Exercise 5.7.2: Pareto-k and Outliers

Generate data with one extreme outlier:

rng = np.random.default_rng(42)
n = 80
x = rng.normal(0, 1, n)
y_clean = rng.normal(2 + 1.5 * x, 1.0)
y_outlier = y_clean.copy()
y_outlier[0] = 25.0    # extreme outlier

(a) Fit a Normal linear regression to y_outlier using PyMC (prior: pm.Normal on intercept and slope, pm.HalfNormal on sigma). Compute LOO.

(b) Which observations have \(k > 0.5\)? Does observation 0 appear?

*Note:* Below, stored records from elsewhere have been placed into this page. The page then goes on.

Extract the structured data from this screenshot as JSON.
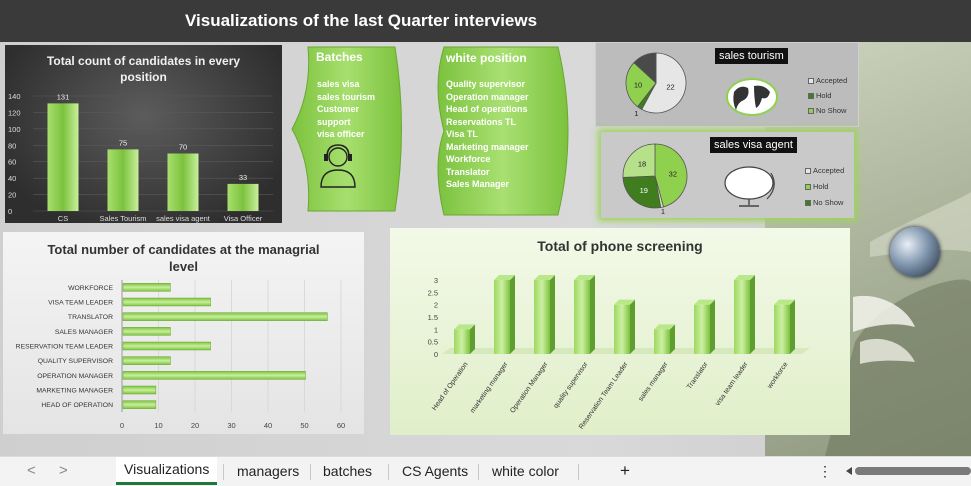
{
  "title": "Visualizations of the last Quarter interviews",
  "charts": {
    "total": {
      "title": "Total count of candidates in every position",
      "yticks": [
        "140",
        "120",
        "100",
        "80",
        "60",
        "40",
        "20",
        "0"
      ],
      "categories": [
        "CS",
        "Sales Tourism",
        "sales visa agent",
        "Visa Officer"
      ],
      "values": [
        131,
        75,
        70,
        33
      ],
      "value_labels": [
        "131",
        "75",
        "70",
        "33"
      ]
    },
    "managerial": {
      "title": "Total number of candidates at the managrial level",
      "categories": [
        "WORKFORCE",
        "VISA TEAM LEADER",
        "TRANSLATOR",
        "SALES MANAGER",
        "RESERVATION TEAM LEADER",
        "QUALITY SUPERVISOR",
        "OPERATION MANAGER",
        "MARKETING MANAGER",
        "HEAD OF OPERATION"
      ],
      "values": [
        13,
        24,
        56,
        13,
        24,
        13,
        50,
        9,
        9
      ],
      "xticks": [
        "0",
        "10",
        "20",
        "30",
        "40",
        "50",
        "60"
      ]
    },
    "phone": {
      "title": "Total of phone screening",
      "yticks": [
        "3",
        "2.5",
        "2",
        "1.5",
        "1",
        "0.5",
        "0"
      ],
      "categories": [
        "Head of Operation",
        "marketing manager",
        "Operation Manager",
        "quality supervisor",
        "Reservation Team Leader",
        "sales manager",
        "Translator",
        "visa team leader",
        "workforce"
      ],
      "values": [
        1,
        3,
        3,
        3,
        2,
        1,
        2,
        3,
        2
      ]
    },
    "tourism_pie": {
      "title": "sales tourism",
      "slices": [
        {
          "label": "22",
          "value": 22,
          "color": "#e6e6e6"
        },
        {
          "label": "1",
          "value": 1,
          "color": "#3f7d1e"
        },
        {
          "label": "10",
          "value": 10,
          "color": "#8fd14f"
        },
        {
          "label": "",
          "value": 5,
          "color": "#4a4a4a"
        }
      ],
      "legend": [
        "Accepted",
        "Hold",
        "No Show"
      ]
    },
    "visa_pie": {
      "title": "sales visa agent",
      "slices": [
        {
          "label": "32",
          "value": 32,
          "color": "#8fd14f"
        },
        {
          "label": "1",
          "value": 1,
          "color": "#cfe8b0"
        },
        {
          "label": "19",
          "value": 19,
          "color": "#3f7d1e"
        },
        {
          "label": "18",
          "value": 18,
          "color": "#b7e08a"
        }
      ],
      "legend": [
        "Accepted",
        "Hold",
        "No Show"
      ]
    }
  },
  "shapes": {
    "batches": {
      "title": "Batches",
      "items": [
        "sales visa",
        "sales tourism",
        "Customer",
        "support",
        "visa officer"
      ]
    },
    "white": {
      "title": "white position",
      "items": [
        "Quality supervisor",
        "Operation manager",
        "Head of operations",
        "Reservations TL",
        "Visa TL",
        "Marketing manager",
        "Workforce",
        "Translator",
        "Sales Manager"
      ]
    }
  },
  "colors": {
    "accent": "#8fd14f",
    "dark": "#3a3a3a",
    "tab_active": "#1f7a3a"
  },
  "tabs": {
    "active": "Visualizations",
    "others": [
      "managers",
      "batches",
      "CS Agents",
      "white color"
    ],
    "add": "+",
    "more": "⋮",
    "prev": "<",
    "next": ">"
  }
}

(c) Replace the Normal likelihood with a Student-t likelihood (pm.StudentT('y', nu=4, mu=..., sigma=..., observed=y_outlier)). Recompute LOO. How do the Pareto-\(k\) values change? What does this tell you about the heavy-tailed model’s treatment of the outlier?

Solution

(a) and (b) Observation 0 (the outlier at 25.0) will have a very high Pareto-\(k\), likely above 1.0, because the Normal model assigns negligible likelihood to this extreme value and removing it drastically changes the posterior.

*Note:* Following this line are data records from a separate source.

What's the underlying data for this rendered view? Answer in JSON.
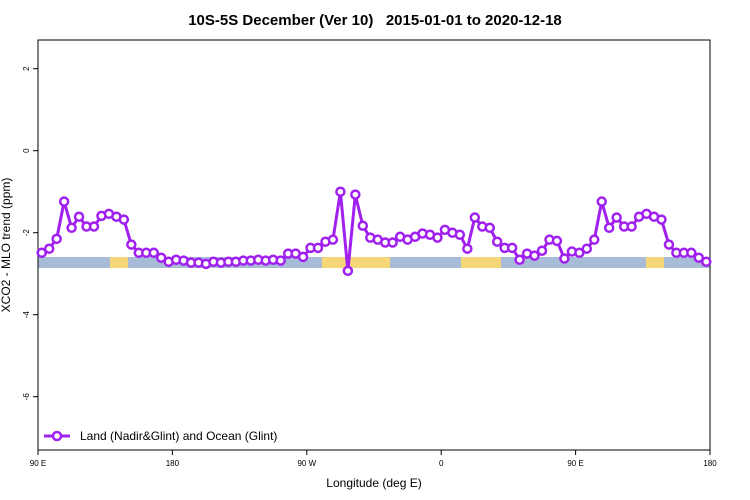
{
  "chart_data": {
    "type": "line",
    "title": "10S-5S December (Ver 10)   2015-01-01 to 2020-12-18",
    "x_label": "Longitude (deg E)",
    "y_label": "XCO2 - MLO trend (ppm)",
    "xlim": [
      90,
      540
    ],
    "ylim": [
      -7.3,
      2.7
    ],
    "xticks": [
      {
        "value": 90,
        "label": "90 E"
      },
      180,
      {
        "value": 270,
        "label": "90 W"
      },
      {
        "value": 360,
        "label": "0"
      },
      {
        "value": 450,
        "label": "90 E"
      },
      {
        "value": 540,
        "label": "180"
      }
    ],
    "yticks": [
      -6,
      -4,
      -2,
      0,
      2
    ],
    "legend": "bottom-left",
    "x": [
      92.5,
      97.5,
      102.5,
      107.5,
      112.5,
      117.5,
      122.5,
      127.5,
      132.5,
      137.5,
      142.5,
      147.5,
      152.5,
      157.5,
      162.5,
      167.5,
      172.5,
      177.5,
      182.5,
      187.5,
      192.5,
      197.5,
      202.5,
      207.5,
      212.5,
      217.5,
      222.5,
      227.5,
      232.5,
      237.5,
      242.5,
      247.5,
      252.5,
      257.5,
      262.5,
      267.5,
      272.5,
      277.5,
      282.5,
      287.5,
      292.5,
      297.5,
      302.5,
      307.5,
      312.5,
      317.5,
      322.5,
      327.5,
      332.5,
      337.5,
      342.5,
      347.5,
      352.5,
      357.5,
      362.5,
      367.5,
      372.5,
      377.5,
      382.5,
      387.5,
      392.5,
      397.5,
      402.5,
      407.5,
      412.5,
      417.5,
      422.5,
      427.5,
      432.5,
      437.5,
      442.5,
      447.5,
      452.5,
      457.5,
      462.5,
      467.5,
      472.5,
      477.5,
      482.5,
      487.5,
      492.5,
      497.5,
      502.5,
      507.5,
      512.5,
      517.5,
      522.5,
      527.5,
      532.5,
      537.5
    ],
    "series": [
      {
        "name": "Land (Nadir&Glint) and Ocean (Glint)",
        "color": "#a020f0",
        "values": [
          -2.49,
          -2.39,
          -2.15,
          -1.24,
          -1.88,
          -1.61,
          -1.85,
          -1.85,
          -1.59,
          -1.54,
          -1.61,
          -1.68,
          -2.29,
          -2.49,
          -2.49,
          -2.49,
          -2.61,
          -2.71,
          -2.66,
          -2.68,
          -2.73,
          -2.73,
          -2.76,
          -2.71,
          -2.73,
          -2.71,
          -2.71,
          -2.68,
          -2.68,
          -2.66,
          -2.68,
          -2.66,
          -2.68,
          -2.51,
          -2.51,
          -2.59,
          -2.37,
          -2.37,
          -2.22,
          -2.17,
          -1.0,
          -2.93,
          -1.07,
          -1.83,
          -2.12,
          -2.17,
          -2.24,
          -2.24,
          -2.1,
          -2.17,
          -2.1,
          -2.02,
          -2.05,
          -2.12,
          -1.93,
          -2.0,
          -2.05,
          -2.39,
          -1.63,
          -1.85,
          -1.88,
          -2.22,
          -2.37,
          -2.37,
          -2.66,
          -2.51,
          -2.56,
          -2.44,
          -2.17,
          -2.2,
          -2.63,
          -2.46,
          -2.49,
          -2.39,
          -2.17,
          -1.24,
          -1.88,
          -1.63,
          -1.85,
          -1.85,
          -1.61,
          -1.54,
          -1.61,
          -1.68,
          -2.29,
          -2.49,
          -2.49,
          -2.49,
          -2.61,
          -2.71
        ]
      }
    ]
  }
}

(c) Under the Student-t likelihood, observation 0’s \(k\) will drop substantially — often below 0.5 — because the heavy tails assign meaningful probability to extreme values, so removing one outlier has less impact on the posterior. This is the diagnostic signal that a heavy-tailed likelihood is more appropriate for this data.

References

[Watanabe2010]

Watanabe, S. (2010). Asymptotic equivalence of Bayes cross validation and widely applicable information criterion in singular learning theory. Journal of Machine Learning Research, 11, 3571–3594. The original WAIC paper; establishes the \(p_{\mathrm{WAIC}}\) penalty as the variance of the log-likelihood across posterior draws and proves the connection to Bayes cross-validation.

[Vehtari2017]

Vehtari, A., Gelman, A., and Gabry, J. (2017). Practical Bayesian model evaluation using leave-one-out cross-validation and WAIC. Statistics and Computing, 27(5), 1413–1432. The foundational paper for PSIS-LOO; derives the Pareto-\(k\) diagnostic and provides the thresholds used by ArviZ.

[GelmanBDA3ch7]

Gelman, A., Carlin, J. B., Stern, H. S., Dunson, D. B., Vehtari, A., and Rubin, D. B. (2013). Bayesian Data Analysis (3rd ed.), Ch. 7. Chapman and Hall/CRC. Standard treatment of predictive accuracy, information criteria, and Bayes factors at the level appropriate for this course.

[VehtariGabry2020]

Vehtari, A., and Gabry, J. (2020). Bayesian stacking and pseudo-BMA weights for predictive model averaging. Electron. J. Statist., 14(1), 3529–3555. Extends LOO comparison to model averaging via stacking; the az.compare(method='stacking') option implements these weights.